Data Retention Policy
All businesses must keep personnel and financial records in order to run their business efficiently and to comply with statutory requirements. The type of record will determine the length of time the record must be kept for.
Remember that:
- All records must be kept in accordance with data protection laws. Extra care should be taken with ‘sensitive personal data’ i.e. data relating to race, ethnic origin, political or religious opinions or philosophical beliefs, trade union membership, data concerning health or a person’s sex life or sexual orientation or criminal records.
- Businesses collecting personal data must register with the Information Commissioner’s Office;
- You are not required to keep the original of all documents – copies can be stored but they must be stored in writing, including in electronic format.
- If erasing or destroying records, then destruction must be done securely.
Ten2Two Retention and Disposal policy
- Purpose
1.1 The purpose of this policy is to detail the procedures for the retention and disposal of information to ensure that we carry this out consistently and that we document any actions taken. Unless otherwise specified the retention and disposal policy refers to both hard and soft copy documents.
- Review
2.1 Review is the examination of closed records to determine whether they should be destroyed or retained for a further period.
- How long we should keep records
3.1 Records should be kept for as long as they are needed to meet the operational needs of the Business, together with legal and regulatory requirements. We have assessed our records to:
- Determine their value as a source of information about the Business, its operations and relationships
- Assess their importance as evidence of business activities and decisions
- Establish whether there are any legal or regulatory retention requirements (including: Data Protection Act 1998, the General Data Protection Regulation 2018).

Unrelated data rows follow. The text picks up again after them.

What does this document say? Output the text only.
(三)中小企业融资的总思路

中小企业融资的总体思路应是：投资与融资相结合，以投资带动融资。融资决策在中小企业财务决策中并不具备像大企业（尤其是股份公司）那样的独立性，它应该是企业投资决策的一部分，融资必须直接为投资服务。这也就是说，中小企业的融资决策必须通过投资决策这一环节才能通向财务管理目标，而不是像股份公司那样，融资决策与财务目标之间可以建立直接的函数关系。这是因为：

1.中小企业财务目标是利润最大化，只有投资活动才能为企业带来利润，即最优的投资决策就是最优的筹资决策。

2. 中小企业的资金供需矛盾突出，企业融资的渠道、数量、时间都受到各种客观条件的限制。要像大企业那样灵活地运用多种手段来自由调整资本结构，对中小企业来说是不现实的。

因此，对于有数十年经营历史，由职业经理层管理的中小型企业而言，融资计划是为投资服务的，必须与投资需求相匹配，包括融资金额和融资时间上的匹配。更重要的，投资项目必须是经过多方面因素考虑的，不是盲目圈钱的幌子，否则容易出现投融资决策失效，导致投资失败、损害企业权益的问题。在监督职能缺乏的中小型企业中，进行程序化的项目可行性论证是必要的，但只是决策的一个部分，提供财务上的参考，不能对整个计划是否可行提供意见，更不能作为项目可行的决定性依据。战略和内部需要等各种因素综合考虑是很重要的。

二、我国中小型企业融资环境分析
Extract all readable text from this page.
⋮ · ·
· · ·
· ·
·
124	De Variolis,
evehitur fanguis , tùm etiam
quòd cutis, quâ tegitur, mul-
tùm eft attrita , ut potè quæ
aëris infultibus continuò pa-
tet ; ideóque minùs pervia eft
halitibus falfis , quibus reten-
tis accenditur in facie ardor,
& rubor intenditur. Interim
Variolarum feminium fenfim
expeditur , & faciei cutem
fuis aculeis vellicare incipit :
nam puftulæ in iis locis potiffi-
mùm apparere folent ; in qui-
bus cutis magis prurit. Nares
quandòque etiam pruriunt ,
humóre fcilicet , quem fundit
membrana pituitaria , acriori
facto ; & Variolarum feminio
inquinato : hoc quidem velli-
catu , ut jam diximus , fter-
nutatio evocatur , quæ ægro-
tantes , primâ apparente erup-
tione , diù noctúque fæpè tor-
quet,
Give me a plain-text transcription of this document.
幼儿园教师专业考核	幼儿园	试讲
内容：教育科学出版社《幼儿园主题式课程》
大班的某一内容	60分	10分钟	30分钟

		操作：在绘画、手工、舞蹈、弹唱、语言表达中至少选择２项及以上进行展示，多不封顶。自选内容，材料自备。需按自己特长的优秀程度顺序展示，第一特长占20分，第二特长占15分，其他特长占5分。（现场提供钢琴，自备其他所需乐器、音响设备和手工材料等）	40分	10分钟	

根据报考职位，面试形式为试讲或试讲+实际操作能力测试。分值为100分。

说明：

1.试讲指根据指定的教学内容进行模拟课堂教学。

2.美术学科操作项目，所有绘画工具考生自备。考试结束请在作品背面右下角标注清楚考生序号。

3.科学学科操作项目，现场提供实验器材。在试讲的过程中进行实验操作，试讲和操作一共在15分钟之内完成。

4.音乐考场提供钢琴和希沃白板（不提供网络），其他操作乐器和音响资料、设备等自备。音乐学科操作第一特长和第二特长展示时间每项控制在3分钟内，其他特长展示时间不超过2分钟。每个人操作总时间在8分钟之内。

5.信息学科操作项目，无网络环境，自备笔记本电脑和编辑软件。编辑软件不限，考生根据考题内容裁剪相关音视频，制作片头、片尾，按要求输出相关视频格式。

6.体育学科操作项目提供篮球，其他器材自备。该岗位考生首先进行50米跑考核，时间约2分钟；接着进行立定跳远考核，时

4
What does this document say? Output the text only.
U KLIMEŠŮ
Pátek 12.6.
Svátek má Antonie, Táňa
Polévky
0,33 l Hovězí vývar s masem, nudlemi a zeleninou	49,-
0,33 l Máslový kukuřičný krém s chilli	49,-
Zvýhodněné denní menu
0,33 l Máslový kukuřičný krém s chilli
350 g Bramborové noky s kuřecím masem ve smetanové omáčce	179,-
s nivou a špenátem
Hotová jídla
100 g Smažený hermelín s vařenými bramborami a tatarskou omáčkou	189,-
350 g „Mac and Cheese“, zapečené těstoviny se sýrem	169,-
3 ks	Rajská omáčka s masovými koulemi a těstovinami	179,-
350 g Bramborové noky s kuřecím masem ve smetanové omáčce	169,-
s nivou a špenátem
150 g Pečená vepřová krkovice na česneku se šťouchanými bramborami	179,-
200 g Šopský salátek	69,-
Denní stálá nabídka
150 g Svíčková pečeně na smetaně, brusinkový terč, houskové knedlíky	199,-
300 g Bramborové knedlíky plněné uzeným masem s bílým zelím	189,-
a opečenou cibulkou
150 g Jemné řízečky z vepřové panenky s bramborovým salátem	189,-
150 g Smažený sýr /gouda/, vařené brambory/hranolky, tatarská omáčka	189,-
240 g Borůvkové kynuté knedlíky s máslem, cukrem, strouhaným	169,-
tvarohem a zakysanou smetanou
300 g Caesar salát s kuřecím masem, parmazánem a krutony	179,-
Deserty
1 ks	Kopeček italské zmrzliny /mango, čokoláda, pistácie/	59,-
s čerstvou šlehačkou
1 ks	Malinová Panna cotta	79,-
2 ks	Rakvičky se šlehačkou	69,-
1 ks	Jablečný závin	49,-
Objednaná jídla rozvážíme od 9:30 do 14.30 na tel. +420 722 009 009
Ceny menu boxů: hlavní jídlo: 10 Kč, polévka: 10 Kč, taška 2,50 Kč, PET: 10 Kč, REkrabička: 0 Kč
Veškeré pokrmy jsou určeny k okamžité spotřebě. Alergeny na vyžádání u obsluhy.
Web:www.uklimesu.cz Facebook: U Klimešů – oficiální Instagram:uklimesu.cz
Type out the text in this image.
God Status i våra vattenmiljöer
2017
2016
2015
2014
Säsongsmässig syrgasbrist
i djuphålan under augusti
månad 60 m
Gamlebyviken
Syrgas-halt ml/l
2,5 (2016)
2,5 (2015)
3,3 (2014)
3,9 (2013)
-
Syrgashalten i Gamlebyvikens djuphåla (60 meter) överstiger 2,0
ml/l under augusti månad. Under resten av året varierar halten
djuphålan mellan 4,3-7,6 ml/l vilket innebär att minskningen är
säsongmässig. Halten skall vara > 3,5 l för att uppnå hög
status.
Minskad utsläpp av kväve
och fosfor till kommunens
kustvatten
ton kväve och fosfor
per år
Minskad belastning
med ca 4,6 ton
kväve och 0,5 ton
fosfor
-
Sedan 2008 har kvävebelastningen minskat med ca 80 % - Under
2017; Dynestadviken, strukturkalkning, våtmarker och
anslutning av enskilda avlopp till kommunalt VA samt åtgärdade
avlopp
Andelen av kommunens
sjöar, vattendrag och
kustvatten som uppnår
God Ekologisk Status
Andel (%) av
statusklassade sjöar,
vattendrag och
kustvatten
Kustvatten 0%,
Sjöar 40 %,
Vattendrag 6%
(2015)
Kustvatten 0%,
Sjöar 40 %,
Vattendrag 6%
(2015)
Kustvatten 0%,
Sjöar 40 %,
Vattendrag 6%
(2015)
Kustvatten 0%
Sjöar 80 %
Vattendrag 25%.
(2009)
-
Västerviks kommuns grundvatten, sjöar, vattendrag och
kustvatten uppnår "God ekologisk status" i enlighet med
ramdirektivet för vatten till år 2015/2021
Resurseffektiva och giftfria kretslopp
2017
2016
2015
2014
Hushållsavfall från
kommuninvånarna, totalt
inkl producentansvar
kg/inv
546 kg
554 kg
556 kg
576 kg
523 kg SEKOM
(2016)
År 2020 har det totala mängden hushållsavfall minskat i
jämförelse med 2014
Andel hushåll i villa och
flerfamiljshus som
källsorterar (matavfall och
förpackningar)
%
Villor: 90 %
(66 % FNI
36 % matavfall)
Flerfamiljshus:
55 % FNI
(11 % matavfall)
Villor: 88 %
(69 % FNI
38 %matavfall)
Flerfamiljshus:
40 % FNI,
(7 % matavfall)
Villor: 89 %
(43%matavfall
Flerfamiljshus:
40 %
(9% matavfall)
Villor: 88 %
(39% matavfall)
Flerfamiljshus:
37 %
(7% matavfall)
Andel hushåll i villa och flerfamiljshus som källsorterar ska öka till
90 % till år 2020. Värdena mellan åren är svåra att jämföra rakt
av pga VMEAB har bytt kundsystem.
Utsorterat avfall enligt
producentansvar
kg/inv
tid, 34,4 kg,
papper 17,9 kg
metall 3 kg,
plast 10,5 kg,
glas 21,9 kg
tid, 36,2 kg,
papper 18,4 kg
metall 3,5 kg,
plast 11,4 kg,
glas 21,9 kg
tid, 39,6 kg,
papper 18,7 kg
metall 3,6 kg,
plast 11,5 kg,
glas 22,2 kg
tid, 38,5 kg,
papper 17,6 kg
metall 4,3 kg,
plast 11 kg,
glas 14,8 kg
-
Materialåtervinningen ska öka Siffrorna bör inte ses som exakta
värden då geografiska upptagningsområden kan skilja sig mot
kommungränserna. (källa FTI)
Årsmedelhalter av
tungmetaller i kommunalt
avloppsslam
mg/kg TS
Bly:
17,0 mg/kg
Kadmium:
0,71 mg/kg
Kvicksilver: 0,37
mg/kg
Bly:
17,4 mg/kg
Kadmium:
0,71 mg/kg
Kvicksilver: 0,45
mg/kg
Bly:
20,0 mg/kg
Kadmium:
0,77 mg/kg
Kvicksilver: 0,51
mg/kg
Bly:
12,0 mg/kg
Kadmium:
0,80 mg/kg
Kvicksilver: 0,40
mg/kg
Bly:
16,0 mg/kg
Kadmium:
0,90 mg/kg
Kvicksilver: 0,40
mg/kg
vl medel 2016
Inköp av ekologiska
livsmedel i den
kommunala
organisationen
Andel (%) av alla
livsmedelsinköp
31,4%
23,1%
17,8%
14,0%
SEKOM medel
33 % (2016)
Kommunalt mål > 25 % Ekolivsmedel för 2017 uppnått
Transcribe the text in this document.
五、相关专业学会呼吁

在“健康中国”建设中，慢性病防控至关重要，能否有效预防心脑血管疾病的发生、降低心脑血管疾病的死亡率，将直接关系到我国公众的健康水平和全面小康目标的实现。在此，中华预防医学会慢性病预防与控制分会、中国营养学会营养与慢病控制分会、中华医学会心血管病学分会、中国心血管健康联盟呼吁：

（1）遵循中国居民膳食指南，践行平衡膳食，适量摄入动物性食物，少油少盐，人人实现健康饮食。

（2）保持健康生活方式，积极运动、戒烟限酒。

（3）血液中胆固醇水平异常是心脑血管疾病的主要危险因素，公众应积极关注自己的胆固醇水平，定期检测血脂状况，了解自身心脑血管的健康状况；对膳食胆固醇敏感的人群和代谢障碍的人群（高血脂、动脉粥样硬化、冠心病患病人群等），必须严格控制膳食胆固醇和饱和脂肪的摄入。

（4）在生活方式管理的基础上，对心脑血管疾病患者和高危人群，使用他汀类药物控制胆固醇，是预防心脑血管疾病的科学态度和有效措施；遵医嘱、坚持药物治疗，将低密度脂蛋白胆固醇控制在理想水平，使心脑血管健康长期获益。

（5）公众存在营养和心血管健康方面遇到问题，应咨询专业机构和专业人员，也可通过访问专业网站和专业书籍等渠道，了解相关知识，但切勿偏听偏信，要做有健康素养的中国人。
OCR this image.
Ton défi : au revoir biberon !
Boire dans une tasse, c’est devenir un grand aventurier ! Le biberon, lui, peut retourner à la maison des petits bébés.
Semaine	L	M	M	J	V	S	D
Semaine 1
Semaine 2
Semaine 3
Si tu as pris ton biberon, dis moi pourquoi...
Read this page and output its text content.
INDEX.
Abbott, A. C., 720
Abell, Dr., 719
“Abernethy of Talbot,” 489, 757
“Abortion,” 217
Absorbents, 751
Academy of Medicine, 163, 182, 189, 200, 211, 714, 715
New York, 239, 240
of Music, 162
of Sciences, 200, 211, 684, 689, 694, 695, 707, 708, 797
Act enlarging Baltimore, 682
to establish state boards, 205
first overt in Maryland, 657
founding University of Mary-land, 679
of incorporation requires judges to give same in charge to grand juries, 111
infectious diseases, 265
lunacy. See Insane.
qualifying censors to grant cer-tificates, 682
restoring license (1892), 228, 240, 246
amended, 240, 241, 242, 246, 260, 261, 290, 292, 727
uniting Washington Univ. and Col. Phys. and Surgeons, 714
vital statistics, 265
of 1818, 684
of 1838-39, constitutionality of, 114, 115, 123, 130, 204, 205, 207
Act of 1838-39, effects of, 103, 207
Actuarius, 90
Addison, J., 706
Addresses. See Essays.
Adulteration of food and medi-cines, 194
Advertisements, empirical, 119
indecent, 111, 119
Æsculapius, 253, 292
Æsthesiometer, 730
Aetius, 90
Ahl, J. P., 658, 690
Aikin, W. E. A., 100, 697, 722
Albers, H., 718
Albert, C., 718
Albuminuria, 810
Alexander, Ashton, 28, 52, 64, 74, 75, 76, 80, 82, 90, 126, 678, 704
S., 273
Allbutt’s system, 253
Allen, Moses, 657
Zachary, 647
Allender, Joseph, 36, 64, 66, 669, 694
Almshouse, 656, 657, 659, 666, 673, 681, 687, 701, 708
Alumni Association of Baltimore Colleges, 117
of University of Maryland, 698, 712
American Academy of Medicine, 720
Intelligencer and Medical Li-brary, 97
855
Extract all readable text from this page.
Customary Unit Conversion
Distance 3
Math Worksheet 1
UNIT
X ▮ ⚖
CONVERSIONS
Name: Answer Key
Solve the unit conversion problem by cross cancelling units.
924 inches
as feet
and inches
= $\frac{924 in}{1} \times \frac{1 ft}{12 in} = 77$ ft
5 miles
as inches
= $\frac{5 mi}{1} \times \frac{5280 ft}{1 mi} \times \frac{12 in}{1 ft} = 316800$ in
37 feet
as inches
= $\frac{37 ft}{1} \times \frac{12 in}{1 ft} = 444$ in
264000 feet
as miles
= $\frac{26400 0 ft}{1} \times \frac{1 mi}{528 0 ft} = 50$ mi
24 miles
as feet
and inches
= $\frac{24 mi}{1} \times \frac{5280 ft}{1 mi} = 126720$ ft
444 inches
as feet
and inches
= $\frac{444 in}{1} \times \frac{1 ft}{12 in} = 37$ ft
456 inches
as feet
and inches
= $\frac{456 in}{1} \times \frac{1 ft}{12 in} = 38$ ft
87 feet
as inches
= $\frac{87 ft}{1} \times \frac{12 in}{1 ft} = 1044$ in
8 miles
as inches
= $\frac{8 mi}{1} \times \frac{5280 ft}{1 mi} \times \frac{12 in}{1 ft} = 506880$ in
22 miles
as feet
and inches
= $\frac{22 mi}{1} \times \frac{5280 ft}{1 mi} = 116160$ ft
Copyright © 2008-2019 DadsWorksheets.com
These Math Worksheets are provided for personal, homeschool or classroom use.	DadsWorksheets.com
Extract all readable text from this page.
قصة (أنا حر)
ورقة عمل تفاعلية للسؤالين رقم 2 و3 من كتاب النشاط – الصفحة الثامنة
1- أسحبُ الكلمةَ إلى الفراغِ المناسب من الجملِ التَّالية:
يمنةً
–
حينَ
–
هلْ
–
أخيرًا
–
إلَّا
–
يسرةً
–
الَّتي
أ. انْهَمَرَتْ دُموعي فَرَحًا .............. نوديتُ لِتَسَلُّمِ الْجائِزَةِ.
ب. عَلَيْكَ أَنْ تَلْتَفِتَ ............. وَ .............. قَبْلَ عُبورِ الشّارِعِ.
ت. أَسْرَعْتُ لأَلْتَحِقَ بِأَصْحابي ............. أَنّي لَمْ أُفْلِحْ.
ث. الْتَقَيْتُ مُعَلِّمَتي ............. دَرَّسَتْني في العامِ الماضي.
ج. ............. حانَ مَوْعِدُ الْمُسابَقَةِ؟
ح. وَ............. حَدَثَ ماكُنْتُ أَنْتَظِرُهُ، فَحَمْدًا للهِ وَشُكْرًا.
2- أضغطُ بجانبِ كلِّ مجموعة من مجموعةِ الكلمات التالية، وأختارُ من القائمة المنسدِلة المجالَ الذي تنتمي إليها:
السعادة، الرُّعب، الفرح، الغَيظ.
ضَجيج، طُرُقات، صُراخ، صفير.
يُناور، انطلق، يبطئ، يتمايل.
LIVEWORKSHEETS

- Retention schedule (Annex 1)
4.1 A retention schedule is a key document in the management of records and information. It is a list of series or collections of records for which predetermined periods of retention have been agreed.
4.2 Records on the retention schedule will fall into two main categories:
4.2.1 Destroy after an agreed period – where the useful life of a series or collection of records can be easily predetermined (for example, destroy after 3 years; destroy 2 years after the end of the financial year).
4.2.2 Review – see 2 above.
4.3 Records can be destroyed in the following ways:
- Non-sensitive information – can be placed in a normal rubbish bin
- Personal/Confidential information – cross cut shredded or burnt
- Sensitive Personal data – cross cut shredded and pulped or burnt
- Electronic equipment containing information – permanently deleted from the holding systems.
- Sharing of information
5.1 Where information has been shared between offices or staff, duplicate records should be destroyed.
5.2 Where we share information with other bodies, we will ensure that they have adequate procedures for records to ensure that the information is managed in accordance with the Business’s policies, relevant legislation and regulatory guidance.
- An audit trail
6.1 You do not need to document the disposal of records which have been processed in line with the retention schedule. Documents disposed of outside of the schedule either by being disposed of earlier or kept for longer than listed will need to be recorded for audit purposes.
6.2 This will provide an audit trail for any inspections conducted by the Information Commissioner and will aid in addressing Freedom of Information requests, where we no longer hold the material.
- Monitoring
7.1 Responsibility for monitoring the retention policy rests with the Director in charge of Data Protection. The policy will be reviewed every 5 years or more often if required.